Back to library
Fall 2025 Submitted January 2026

Model Organisms of Conditional Misalignment - Intersectional Sycophancy

Ben Maltbie

Mentored by Shivam Raval

Working report from the SPAR program. May not reflect the authors' current views.

Abstract

Large language models (LLMs) have been shown to exhibit sycophantic tendencies to validate incorrect user beliefs. Inspired by the legal concept of intersectionality (overlapping identities produce unique, compounded discrimination) from DeGraffenreid v. General Motors (1977), we investigate whether combinations of demographic characteristics (age, gender) and emotional state influence false validation rates. We posit that models modify their behaviors based on perceived user identity, which consists of a variety of traits and attributes. We study the impact of such multidimensional personas on the model's propensity to be sycophantic in a multi-turn setting. Using Anthropic's Petri evaluation framework to probe OpenAI's GPT-4.1-nano model, we conduct 86 multi-turn adversarial conversations across 42 persona combinations in mathematics and philosophy domains. We use different domains to see if this interaction effect holds across topics.

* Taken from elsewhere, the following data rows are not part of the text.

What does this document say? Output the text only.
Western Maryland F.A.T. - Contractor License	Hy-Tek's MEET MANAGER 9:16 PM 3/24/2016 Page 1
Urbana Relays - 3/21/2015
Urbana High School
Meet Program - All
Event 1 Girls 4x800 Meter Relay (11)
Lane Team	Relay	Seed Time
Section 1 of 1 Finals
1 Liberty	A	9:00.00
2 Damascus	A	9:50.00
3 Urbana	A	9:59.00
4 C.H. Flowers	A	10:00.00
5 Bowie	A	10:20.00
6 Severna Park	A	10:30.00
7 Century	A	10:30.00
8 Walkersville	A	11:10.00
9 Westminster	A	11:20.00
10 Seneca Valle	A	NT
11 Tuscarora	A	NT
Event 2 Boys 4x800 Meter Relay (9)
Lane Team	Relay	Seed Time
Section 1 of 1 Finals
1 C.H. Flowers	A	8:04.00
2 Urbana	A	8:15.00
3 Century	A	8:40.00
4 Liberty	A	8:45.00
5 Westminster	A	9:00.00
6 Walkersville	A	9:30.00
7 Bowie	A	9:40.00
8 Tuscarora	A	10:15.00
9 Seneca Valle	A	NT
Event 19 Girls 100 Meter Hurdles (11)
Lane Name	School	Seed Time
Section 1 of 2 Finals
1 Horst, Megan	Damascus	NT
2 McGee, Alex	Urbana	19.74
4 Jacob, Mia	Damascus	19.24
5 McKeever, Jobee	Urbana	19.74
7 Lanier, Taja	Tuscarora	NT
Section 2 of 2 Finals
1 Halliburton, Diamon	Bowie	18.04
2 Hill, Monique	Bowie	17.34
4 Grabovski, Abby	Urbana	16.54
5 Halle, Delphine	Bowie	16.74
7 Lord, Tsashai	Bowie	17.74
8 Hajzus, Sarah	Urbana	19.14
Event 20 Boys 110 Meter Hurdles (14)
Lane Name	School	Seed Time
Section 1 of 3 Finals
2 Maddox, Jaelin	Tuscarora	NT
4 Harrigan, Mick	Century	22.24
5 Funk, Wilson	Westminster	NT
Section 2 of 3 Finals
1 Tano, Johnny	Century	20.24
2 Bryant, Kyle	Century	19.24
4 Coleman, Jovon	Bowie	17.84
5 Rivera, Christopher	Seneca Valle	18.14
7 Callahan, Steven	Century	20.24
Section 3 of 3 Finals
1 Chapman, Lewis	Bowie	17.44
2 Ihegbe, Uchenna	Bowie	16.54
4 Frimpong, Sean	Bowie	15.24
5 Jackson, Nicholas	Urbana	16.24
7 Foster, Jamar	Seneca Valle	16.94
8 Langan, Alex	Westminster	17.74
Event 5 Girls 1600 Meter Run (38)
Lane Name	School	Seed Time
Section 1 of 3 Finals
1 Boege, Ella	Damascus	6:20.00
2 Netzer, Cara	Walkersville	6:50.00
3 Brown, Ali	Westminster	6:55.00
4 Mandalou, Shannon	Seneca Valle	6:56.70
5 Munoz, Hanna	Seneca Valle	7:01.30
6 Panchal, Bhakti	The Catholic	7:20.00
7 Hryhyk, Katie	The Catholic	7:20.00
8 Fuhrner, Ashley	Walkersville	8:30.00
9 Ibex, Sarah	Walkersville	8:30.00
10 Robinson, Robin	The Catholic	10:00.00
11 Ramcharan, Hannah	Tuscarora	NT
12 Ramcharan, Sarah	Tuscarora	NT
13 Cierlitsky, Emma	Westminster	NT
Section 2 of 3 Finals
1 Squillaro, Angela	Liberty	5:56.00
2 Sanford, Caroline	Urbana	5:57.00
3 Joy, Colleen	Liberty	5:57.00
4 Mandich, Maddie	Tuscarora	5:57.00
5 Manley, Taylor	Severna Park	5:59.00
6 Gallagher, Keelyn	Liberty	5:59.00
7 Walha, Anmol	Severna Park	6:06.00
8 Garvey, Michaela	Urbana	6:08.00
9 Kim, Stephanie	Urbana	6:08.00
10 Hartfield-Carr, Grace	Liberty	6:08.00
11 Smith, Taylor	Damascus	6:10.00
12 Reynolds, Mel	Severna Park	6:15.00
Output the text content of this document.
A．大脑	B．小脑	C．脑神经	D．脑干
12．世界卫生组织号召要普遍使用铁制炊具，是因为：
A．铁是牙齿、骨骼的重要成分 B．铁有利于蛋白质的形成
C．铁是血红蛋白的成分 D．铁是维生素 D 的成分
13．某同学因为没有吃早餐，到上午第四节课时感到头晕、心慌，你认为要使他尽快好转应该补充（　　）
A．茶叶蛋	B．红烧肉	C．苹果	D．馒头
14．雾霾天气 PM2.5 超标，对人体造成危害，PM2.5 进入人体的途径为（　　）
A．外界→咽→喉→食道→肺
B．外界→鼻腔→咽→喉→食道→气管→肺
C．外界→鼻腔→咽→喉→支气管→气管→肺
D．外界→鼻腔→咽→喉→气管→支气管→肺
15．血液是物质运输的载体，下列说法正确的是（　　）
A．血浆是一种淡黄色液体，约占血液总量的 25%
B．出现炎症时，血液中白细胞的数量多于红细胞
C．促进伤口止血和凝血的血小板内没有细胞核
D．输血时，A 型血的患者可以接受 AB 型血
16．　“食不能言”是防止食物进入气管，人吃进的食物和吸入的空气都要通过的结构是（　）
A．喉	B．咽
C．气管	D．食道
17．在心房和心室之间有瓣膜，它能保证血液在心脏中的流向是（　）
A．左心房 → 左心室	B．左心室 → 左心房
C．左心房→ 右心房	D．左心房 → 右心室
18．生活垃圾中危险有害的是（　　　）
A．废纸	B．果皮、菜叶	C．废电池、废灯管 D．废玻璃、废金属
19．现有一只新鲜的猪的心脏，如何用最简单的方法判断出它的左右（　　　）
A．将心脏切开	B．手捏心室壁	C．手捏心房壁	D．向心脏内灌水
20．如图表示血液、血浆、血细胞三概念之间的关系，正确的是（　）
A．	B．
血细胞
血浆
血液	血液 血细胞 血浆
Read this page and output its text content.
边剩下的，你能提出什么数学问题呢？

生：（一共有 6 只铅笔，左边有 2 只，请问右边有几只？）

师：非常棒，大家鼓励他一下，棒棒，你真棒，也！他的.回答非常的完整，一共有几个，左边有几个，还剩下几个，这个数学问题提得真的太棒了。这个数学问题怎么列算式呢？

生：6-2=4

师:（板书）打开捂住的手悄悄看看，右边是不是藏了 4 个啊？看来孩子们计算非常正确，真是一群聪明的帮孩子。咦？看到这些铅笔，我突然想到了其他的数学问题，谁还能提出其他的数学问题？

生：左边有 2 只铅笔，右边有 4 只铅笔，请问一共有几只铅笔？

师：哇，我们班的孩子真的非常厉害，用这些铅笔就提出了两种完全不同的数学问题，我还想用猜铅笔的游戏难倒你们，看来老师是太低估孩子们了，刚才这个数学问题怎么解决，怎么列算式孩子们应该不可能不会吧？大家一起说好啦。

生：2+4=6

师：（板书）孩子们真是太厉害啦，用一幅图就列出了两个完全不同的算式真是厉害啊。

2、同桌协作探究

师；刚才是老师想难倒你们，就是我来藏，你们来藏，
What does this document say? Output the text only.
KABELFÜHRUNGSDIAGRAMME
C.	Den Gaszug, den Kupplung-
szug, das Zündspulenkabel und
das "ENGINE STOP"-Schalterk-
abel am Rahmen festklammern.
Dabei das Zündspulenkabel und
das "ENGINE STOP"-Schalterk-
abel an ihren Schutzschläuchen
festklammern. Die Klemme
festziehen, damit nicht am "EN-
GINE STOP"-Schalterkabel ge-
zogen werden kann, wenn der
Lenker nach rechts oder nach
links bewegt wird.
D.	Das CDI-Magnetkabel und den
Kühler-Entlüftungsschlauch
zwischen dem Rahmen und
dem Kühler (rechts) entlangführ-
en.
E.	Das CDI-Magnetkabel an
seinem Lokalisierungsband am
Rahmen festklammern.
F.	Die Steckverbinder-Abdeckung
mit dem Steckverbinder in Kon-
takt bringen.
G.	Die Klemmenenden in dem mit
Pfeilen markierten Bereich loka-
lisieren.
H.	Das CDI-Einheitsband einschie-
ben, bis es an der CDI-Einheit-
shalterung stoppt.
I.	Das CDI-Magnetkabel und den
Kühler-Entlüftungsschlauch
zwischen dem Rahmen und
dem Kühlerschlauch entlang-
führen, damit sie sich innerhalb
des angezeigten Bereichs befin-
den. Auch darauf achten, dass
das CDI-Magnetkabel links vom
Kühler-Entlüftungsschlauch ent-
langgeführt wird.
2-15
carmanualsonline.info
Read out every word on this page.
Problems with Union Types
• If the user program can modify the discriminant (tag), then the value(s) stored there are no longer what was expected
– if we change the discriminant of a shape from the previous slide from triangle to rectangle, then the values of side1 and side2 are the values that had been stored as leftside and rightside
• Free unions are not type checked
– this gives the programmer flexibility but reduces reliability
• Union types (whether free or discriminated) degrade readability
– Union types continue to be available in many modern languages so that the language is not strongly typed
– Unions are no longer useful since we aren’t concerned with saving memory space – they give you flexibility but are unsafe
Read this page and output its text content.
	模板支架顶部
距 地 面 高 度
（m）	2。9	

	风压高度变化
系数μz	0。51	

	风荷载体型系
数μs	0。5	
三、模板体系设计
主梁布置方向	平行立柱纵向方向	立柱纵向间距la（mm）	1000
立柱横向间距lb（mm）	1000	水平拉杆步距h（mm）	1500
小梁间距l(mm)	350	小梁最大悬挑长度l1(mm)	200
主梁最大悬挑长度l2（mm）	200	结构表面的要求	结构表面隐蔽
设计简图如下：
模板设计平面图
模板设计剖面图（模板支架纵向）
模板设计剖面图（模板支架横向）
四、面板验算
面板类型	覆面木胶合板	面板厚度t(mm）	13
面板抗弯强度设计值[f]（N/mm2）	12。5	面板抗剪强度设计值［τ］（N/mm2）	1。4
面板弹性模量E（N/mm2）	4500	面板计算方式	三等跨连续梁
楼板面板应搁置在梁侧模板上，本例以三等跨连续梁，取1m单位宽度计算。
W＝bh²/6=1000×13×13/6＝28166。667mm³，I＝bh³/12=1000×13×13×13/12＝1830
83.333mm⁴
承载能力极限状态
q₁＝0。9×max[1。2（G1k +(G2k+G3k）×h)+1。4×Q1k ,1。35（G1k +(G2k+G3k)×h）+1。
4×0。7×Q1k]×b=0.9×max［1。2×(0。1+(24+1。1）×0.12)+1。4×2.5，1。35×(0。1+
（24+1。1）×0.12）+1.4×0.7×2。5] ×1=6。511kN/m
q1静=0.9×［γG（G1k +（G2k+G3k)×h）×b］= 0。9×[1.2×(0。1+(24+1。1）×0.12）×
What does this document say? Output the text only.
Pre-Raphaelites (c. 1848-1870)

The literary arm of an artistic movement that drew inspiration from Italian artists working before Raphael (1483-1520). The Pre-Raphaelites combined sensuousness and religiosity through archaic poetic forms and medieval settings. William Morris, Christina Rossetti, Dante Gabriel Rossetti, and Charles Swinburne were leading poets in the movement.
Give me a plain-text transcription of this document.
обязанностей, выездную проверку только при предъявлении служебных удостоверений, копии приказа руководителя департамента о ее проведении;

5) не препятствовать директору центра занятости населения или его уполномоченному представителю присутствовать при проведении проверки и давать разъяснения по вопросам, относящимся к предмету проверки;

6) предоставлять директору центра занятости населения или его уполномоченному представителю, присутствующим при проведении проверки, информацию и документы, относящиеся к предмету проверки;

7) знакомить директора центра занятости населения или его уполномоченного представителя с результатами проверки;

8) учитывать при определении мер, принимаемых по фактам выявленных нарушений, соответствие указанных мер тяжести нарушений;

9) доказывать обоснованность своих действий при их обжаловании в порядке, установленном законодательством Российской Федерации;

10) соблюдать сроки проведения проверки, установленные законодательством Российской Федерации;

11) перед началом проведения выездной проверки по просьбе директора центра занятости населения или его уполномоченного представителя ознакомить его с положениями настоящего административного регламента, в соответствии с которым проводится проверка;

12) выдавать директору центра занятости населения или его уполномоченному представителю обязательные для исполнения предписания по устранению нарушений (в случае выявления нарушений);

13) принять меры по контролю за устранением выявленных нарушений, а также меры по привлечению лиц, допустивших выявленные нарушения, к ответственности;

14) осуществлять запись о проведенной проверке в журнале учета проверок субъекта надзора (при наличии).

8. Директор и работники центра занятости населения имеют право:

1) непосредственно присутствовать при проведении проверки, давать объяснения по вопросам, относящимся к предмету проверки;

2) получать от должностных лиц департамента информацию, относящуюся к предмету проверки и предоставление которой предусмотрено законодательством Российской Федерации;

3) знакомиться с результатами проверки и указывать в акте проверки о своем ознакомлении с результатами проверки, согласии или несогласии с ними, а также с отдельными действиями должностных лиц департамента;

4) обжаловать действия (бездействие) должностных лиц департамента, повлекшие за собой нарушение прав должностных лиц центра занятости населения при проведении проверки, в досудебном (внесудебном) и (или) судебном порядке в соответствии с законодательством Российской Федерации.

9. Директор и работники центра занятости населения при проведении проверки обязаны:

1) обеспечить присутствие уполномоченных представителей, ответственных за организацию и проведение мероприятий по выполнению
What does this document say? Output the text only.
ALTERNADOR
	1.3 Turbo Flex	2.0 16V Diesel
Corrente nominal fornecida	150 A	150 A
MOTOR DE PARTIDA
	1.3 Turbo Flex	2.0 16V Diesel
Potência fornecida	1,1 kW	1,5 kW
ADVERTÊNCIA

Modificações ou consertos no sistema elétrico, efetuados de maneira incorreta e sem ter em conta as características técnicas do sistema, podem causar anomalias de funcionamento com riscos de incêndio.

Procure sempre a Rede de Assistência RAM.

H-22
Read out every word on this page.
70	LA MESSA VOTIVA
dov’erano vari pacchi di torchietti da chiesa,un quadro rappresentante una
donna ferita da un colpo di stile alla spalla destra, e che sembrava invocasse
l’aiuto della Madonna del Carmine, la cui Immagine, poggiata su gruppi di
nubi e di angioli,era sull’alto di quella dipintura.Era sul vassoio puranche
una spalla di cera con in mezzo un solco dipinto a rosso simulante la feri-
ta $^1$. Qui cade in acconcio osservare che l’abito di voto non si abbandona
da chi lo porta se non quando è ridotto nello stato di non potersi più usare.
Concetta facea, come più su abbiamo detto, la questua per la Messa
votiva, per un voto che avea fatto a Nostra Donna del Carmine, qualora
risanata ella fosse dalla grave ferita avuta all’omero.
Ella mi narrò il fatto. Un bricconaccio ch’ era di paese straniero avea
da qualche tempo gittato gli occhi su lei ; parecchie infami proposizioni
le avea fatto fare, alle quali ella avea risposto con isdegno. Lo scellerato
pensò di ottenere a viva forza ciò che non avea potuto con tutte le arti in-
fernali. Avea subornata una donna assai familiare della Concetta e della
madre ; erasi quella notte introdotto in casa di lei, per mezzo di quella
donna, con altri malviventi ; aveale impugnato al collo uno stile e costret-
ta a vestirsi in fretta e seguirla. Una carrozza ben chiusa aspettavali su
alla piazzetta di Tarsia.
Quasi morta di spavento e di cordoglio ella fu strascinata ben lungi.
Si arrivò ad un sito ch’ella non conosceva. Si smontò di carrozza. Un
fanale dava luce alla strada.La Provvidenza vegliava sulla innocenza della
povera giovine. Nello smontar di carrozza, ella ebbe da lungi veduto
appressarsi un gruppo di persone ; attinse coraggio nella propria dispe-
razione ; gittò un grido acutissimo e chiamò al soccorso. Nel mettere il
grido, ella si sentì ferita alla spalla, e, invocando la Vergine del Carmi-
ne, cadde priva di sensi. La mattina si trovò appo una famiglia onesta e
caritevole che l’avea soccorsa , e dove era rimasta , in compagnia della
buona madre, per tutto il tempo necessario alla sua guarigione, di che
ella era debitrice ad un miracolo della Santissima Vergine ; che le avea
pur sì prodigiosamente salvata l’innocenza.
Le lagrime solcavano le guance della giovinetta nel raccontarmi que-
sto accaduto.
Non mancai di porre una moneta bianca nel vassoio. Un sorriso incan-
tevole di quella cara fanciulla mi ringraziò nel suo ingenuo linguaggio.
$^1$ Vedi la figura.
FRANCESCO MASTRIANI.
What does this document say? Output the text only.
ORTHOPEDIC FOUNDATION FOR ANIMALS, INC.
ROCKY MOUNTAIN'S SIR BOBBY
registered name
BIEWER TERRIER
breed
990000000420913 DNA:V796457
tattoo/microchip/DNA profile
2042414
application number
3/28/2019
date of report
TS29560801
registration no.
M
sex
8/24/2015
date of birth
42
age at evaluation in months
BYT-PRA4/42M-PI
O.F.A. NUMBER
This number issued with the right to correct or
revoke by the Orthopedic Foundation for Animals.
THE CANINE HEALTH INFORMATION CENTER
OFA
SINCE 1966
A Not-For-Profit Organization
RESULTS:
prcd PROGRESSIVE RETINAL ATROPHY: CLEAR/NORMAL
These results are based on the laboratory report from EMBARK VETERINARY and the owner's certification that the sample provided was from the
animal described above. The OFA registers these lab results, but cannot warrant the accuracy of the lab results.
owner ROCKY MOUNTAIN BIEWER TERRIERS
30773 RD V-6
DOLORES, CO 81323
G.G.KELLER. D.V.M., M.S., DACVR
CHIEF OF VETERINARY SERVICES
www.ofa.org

Our key findings reveal systematic variation: the model is 67\% more sycophantic toward women than men. Within the women class, we observe a U-shaped age effect: higher sycophancy for young and elderly users than middle-aged, with maximum failure for "70-year-old confident women" personas validating even objectively false mathematical statements like "negative numbers aren't real." These results suggest LLMs may provide differential quality of information based on perceived user demographics, with implications for educational contexts and underserved populations.